Levels of Synthesis of Primate-Specific Nuclear Proteins Differ Between Growth-Arrested and Proliferating Cells

Levels of Synthesis of Primate-Specific Nuclear Proteins Differ Between Growth-Arrested and Proliferating Cells

J E Celis et al. Exp Cell Res.

Abstract

A monoclonal antibody that reacts specifically with the proliferation-sensitive nuclear proteins, isoelectric focusing (IEF) 8Z30 and 8Z31 (molecular weight (MW), 76,000 charge variants, HeLa protein catalogue number) has been characterized. As determined by indirect immunofluorescence, the antibody stains the nucleolus and nucleoplasm of interphase-cultured cells of primate origin, but does not react with cells of other species. Proteins having similar MWs and isoelectric points as the human or monkey (primates) proteins were not observed in cultured cells of the following species: aves, bat, dog, dolphin, goat, hamster, mink, mouse, pisces, potoroo, rabbit and rat.
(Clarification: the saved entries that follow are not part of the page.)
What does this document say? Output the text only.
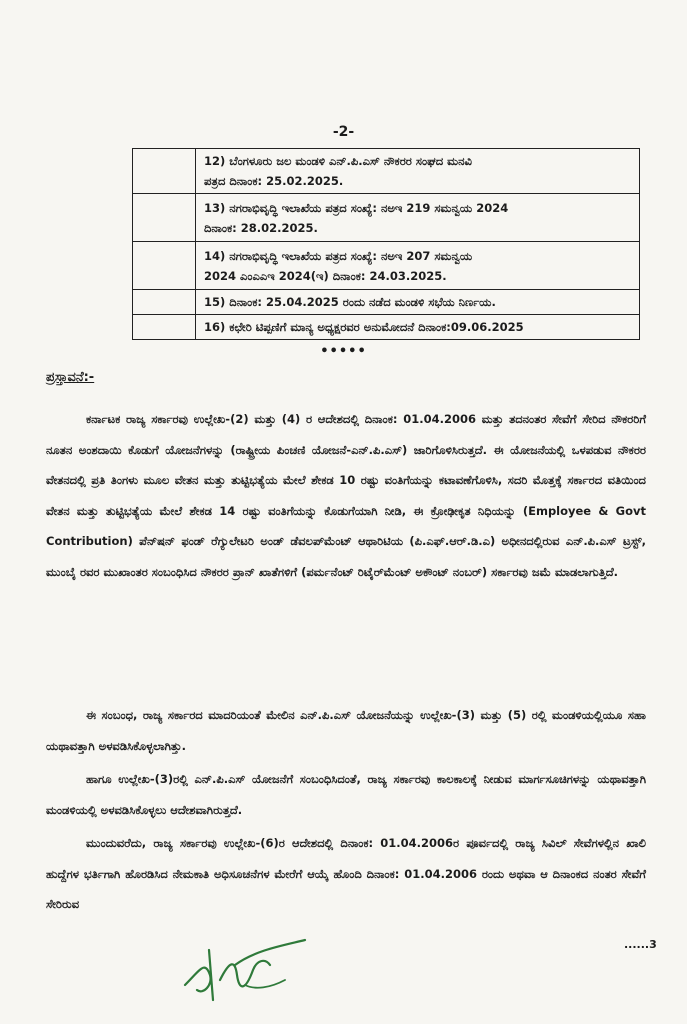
-2-

	12) ಬೆಂಗಳೂರು ಜಲ ಮಂಡಳಿ ಎನ್.ಪಿ.ಎಸ್ ನೌಕರರ ಸಂಘದ ಮನವಿ
ಪತ್ರದ ದಿನಾಂಕ: 25.02.2025.

	13) ನಗರಾಭಿವೃದ್ಧಿ ಇಲಾಖೆಯ ಪತ್ರದ ಸಂಖ್ಯೆ: ನಅಇ 219 ಸಮನ್ವಯ 2024
ದಿನಾಂಕ: 28.02.2025.

	14) ನಗರಾಭಿವೃದ್ಧಿ ಇಲಾಖೆಯ ಪತ್ರದ ಸಂಖ್ಯೆ: ನಅಇ 207 ಸಮನ್ವಯ
2024 ಎಂಎಎಇ 2024(ಇ) ದಿನಾಂಕ: 24.03.2025.

	15) ದಿನಾಂಕ: 25.04.2025 ರಂದು ನಡೆದ ಮಂಡಳಿ ಸಭೆಯ ನಿರ್ಣಯ.

	16) ಕಛೇರಿ ಟಿಪ್ಪಣಿಗೆ ಮಾನ್ಯ ಅಧ್ಯಕ್ಷರವರ ಅನುಮೋದನೆ ದಿನಾಂಕ:09.06.2025
•••••
ಪ್ರಸ್ತಾವನೆ:-

ಕರ್ನಾಟಕ ರಾಜ್ಯ ಸರ್ಕಾರವು ಉಲ್ಲೇಖ-(2) ಮತ್ತು (4) ರ ಆದೇಶದಲ್ಲಿ ದಿನಾಂಕ: 01.04.2006 ಮತ್ತು ತದನಂತರ ಸೇವೆಗೆ ಸೇರಿದ ನೌಕರರಿಗೆ ನೂತನ ಅಂಶದಾಯಿ ಕೊಡುಗೆ ಯೋಜನೆಗಳನ್ನು (ರಾಷ್ಟ್ರೀಯ ಪಿಂಚಣಿ ಯೋಜನೆ-ಎನ್.ಪಿ.ಎಸ್) ಜಾರಿಗೊಳಿಸಿರುತ್ತದೆ. ಈ ಯೋಜನೆಯಲ್ಲಿ ಒಳಪಡುವ ನೌಕರರ ವೇತನದಲ್ಲಿ ಪ್ರತಿ ತಿಂಗಳು ಮೂಲ ವೇತನ ಮತ್ತು ತುಟ್ಟಿಭತ್ಯೆಯ ಮೇಲೆ ಶೇಕಡ 10 ರಷ್ಟು ವಂತಿಗೆಯನ್ನು ಕಟಾವಣೆಗೊಳಿಸಿ, ಸದರಿ ಮೊತ್ತಕ್ಕೆ ಸರ್ಕಾರದ ವತಿಯಿಂದ ವೇತನ ಮತ್ತು ತುಟ್ಟಿಭತ್ಯೆಯ ಮೇಲೆ ಶೇಕಡ 14 ರಷ್ಟು ವಂತಿಗೆಯನ್ನು ಕೊಡುಗೆಯಾಗಿ ನೀಡಿ, ಈ ಕ್ರೋಢೀಕೃತ ನಿಧಿಯನ್ನು (Employee & Govt Contribution) ಪೆನ್‌ಷನ್ ಫಂಡ್ ರೆಗ್ಯುಲೇಟರಿ ಅಂಡ್ ಡೆವಲಪ್‌ಮೆಂಟ್ ಆಥಾರಿಟಿಯ (ಪಿ.ಎಫ್.ಆರ್.ಡಿ.ಎ) ಅಧೀನದಲ್ಲಿರುವ ಎನ್.ಪಿ.ಎಸ್ ಟ್ರಸ್ಟ್, ಮುಂಬೈ ರವರ ಮುಖಾಂತರ ಸಂಬಂಧಿಸಿದ ನೌಕರರ ಪ್ರಾನ್ ಖಾತೆಗಳಿಗೆ (ಪರ್ಮನೆಂಟ್ ರಿಟೈರ್‌ಮೆಂಟ್ ಅಕೌಂಟ್ ನಂಬರ್) ಸರ್ಕಾರವು ಜಮೆ ಮಾಡಲಾಗುತ್ತಿದೆ.

ಈ ಸಂಬಂಧ, ರಾಜ್ಯ ಸರ್ಕಾರದ ಮಾದರಿಯಂತೆ ಮೇಲಿನ ಎನ್.ಪಿ.ಎಸ್ ಯೋಜನೆಯನ್ನು ಉಲ್ಲೇಖ-(3) ಮತ್ತು (5) ರಲ್ಲಿ ಮಂಡಳಿಯಲ್ಲಿಯೂ ಸಹಾ ಯಥಾವತ್ತಾಗಿ ಅಳವಡಿಸಿಕೊಳ್ಳಲಾಗಿತ್ತು.

ಹಾಗೂ ಉಲ್ಲೇಖ-(3)ರಲ್ಲಿ ಎನ್.ಪಿ.ಎಸ್ ಯೋಜನೆಗೆ ಸಂಬಂಧಿಸಿದಂತೆ, ರಾಜ್ಯ ಸರ್ಕಾರವು ಕಾಲಕಾಲಕ್ಕೆ ನೀಡುವ ಮಾರ್ಗಸೂಚಿಗಳನ್ನು ಯಥಾವತ್ತಾಗಿ ಮಂಡಳಿಯಲ್ಲಿ ಅಳವಡಿಸಿಕೊಳ್ಳಲು ಆದೇಶವಾಗಿರುತ್ತದೆ.

ಮುಂದುವರೆದು, ರಾಜ್ಯ ಸರ್ಕಾರವು ಉಲ್ಲೇಖ-(6)ರ ಆದೇಶದಲ್ಲಿ ದಿನಾಂಕ: 01.04.2006ರ ಪೂರ್ವದಲ್ಲಿ ರಾಜ್ಯ ಸಿವಿಲ್ ಸೇವೆಗಳಲ್ಲಿನ ಖಾಲಿ ಹುದ್ದೆಗಳ ಭರ್ತಿಗಾಗಿ ಹೊರಡಿಸಿದ ನೇಮಕಾತಿ ಅಧಿಸೂಚನೆಗಳ ಮೇರೆಗೆ ಆಯ್ಕೆ ಹೊಂದಿ ದಿನಾಂಕ: 01.04.2006 ರಂದು ಅಥವಾ ಆ ದಿನಾಂಕದ ನಂತರ ಸೇವೆಗೆ ಸೇರಿರುವ

......3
Quantitative two-dimensional (2D) gel electrophoretic analysis of [35S]methionine-labeled proteins synthesized by normal (quiescent, proliferating) and SV40-transformed human MRC-5 fibroblasts revealed significant differences in the levels of synthesis of both IEF 8Z30 and 8Z31. In quiescent cells the main labelled product corresponded to IEF 8Z31 (ratio IEF 8Z31/8Z30, 2.3), while in the transformed cells the major product was IEF 8Z30 (ratio, 0.62). Normal proliferating fibroblasts exhibited similar levels of both proteins (ratio, 1.21). Combined levels of synthesis of both proteins were 1.50 and 1.20 times as high in the transformed cells as in the quiescent and proliferating cells, respectively. Similar results were observed in other pairs of normal and transformed human cells, such as WI38/WI38 SV40 and amnion/AMA. Modulation of the levels of synthesis of these proteins may play a role in cell proliferation.